Glass Miles


PART THREE: ON BUTTERFLY WINGS


The window is open to let in the sun and the wind, but the air of the room is heavy and it hurts to draw breath, should you enter.

He does not enter. He cannot enter. His place is this niche beneath the window sill, grass matted and damp beneath his hands, the breeze cool across his eyelids, the bricks even cooler against his back, listening and not understanding—

—but he's alright with that.

Sunlight through the tree dapples across his face, lighting it in strange patterns of fire—in the room, a single beam lances across the shadows, a reflection off gold, illuminating for a moment ebony wood and silver strings, pale hands ghosting and gliding in the darkness.

The notes dance like butterflies over his head and he almost rises to grasp them, but his hands cannot reach—but then they are dark, and heavy, butterflies falling swift to the earth and vanishing and he wants to cry—both for their loss and for what has replaced them.

This heavy sadness in the air; singing, lamenting, almost...crooning for memories that are just that—memories. It hurts his heart in ways he doesn't understand, to listen.

Abruptly the music stops; a curse lights the air and with a clank and a clatter angry footsteps are his only warning before he is suddenly looking up into pale, furious—

—scared?—

—eyes.

"What are you doing here?" the other hisses, low and deadly as he leans over the sill, hands clenched pale and trembling upon it, still itching for the dance they were engaged in only moments before.

"...listening," he replies, and can see the surprise that lights those eyes, quickly hidden.

"Why are you here?" they ask, exasperation plain.

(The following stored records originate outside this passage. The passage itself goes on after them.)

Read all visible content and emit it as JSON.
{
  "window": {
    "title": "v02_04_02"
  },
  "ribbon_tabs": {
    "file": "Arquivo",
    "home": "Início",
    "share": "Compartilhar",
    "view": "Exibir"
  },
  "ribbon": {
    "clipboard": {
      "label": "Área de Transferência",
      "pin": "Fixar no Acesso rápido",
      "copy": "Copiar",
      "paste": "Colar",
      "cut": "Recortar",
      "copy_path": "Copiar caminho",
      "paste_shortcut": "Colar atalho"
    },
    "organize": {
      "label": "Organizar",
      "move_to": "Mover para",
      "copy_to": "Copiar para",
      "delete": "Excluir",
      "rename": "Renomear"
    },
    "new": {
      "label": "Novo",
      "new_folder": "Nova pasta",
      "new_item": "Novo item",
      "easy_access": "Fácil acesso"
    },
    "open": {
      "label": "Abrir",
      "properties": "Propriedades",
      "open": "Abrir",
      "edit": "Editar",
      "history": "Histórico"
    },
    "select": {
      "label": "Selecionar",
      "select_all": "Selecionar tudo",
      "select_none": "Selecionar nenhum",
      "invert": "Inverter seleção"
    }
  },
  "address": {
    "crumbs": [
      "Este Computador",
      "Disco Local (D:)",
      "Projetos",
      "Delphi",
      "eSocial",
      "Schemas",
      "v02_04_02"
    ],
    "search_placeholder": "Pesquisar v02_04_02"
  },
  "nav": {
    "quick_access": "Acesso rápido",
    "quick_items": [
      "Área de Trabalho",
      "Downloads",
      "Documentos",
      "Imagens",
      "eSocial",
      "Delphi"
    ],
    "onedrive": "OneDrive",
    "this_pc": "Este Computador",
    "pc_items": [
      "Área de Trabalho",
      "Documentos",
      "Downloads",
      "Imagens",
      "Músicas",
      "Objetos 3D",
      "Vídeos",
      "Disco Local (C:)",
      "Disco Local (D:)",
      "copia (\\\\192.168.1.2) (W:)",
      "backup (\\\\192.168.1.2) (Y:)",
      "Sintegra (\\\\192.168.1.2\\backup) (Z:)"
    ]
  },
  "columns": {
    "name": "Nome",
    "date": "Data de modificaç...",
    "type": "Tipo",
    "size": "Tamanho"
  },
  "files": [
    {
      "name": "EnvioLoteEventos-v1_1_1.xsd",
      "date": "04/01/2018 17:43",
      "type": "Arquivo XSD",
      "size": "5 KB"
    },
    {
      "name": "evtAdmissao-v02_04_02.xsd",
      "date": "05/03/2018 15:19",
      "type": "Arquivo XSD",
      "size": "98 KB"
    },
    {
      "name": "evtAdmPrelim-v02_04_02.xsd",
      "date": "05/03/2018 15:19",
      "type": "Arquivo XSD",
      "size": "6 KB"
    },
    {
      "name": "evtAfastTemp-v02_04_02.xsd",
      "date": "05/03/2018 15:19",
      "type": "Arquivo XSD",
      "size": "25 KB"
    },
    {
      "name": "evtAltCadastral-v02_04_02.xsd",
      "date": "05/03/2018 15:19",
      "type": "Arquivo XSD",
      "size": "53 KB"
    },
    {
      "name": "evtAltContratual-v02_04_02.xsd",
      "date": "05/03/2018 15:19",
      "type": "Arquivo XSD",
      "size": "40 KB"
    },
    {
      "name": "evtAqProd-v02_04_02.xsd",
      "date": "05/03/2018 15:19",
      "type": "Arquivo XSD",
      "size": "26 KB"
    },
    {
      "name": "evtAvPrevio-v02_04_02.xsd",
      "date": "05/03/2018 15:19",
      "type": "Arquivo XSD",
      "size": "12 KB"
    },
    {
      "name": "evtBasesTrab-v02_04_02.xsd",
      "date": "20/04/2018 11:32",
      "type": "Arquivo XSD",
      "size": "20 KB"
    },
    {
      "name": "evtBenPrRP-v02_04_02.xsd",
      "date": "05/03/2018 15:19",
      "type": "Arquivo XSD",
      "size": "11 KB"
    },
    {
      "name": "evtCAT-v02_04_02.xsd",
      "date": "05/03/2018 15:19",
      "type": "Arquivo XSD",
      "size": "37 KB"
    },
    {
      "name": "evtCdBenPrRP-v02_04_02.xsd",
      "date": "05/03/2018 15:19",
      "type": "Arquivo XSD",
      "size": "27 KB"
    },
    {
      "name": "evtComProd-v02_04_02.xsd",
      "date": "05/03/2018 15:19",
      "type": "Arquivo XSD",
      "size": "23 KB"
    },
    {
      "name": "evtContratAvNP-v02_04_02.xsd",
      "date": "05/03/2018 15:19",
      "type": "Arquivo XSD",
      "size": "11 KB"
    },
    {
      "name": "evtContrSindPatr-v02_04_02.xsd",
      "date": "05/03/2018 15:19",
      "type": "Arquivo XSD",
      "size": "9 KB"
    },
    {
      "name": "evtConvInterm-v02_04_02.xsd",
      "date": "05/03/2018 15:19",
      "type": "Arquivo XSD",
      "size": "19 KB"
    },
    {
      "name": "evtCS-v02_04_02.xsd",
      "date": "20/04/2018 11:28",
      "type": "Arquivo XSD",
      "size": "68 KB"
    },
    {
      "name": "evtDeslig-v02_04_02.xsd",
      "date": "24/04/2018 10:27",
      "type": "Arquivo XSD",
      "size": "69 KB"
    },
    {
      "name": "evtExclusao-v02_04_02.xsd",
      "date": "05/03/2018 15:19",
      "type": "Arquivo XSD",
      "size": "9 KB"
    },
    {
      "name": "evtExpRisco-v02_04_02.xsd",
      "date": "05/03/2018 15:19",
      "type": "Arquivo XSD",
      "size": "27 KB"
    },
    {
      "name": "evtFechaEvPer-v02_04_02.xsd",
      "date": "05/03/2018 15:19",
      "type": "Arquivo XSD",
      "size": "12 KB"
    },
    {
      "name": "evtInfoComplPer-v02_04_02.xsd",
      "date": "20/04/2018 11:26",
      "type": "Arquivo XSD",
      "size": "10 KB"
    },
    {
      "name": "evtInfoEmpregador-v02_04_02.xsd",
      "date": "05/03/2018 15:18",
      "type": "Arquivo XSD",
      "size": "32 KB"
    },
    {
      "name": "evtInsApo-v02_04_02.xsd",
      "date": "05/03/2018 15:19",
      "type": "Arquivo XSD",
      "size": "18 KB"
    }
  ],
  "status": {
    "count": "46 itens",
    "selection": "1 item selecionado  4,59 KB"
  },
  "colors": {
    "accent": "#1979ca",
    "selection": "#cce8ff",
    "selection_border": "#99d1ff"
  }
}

He turns his gaze downward. "I'm always here," he whispers. "Don't you know?"

Exasperation turns to something unfathomable, and then to something heartbreakingly gentle. He starts as fingertips brush beneath his eyes: averts his gaze when they come away damp.

"Why are you crying?"

He closes his eyes and watches the ghosts of memories dance in the shadows to a melody only they can hear.

"For the butterflies," he whispers. "They...they were beautiful, once."

There is a long silence, thick with words they don't say—will never say.

"...they were," the other says finally, softly. "Once upon a time."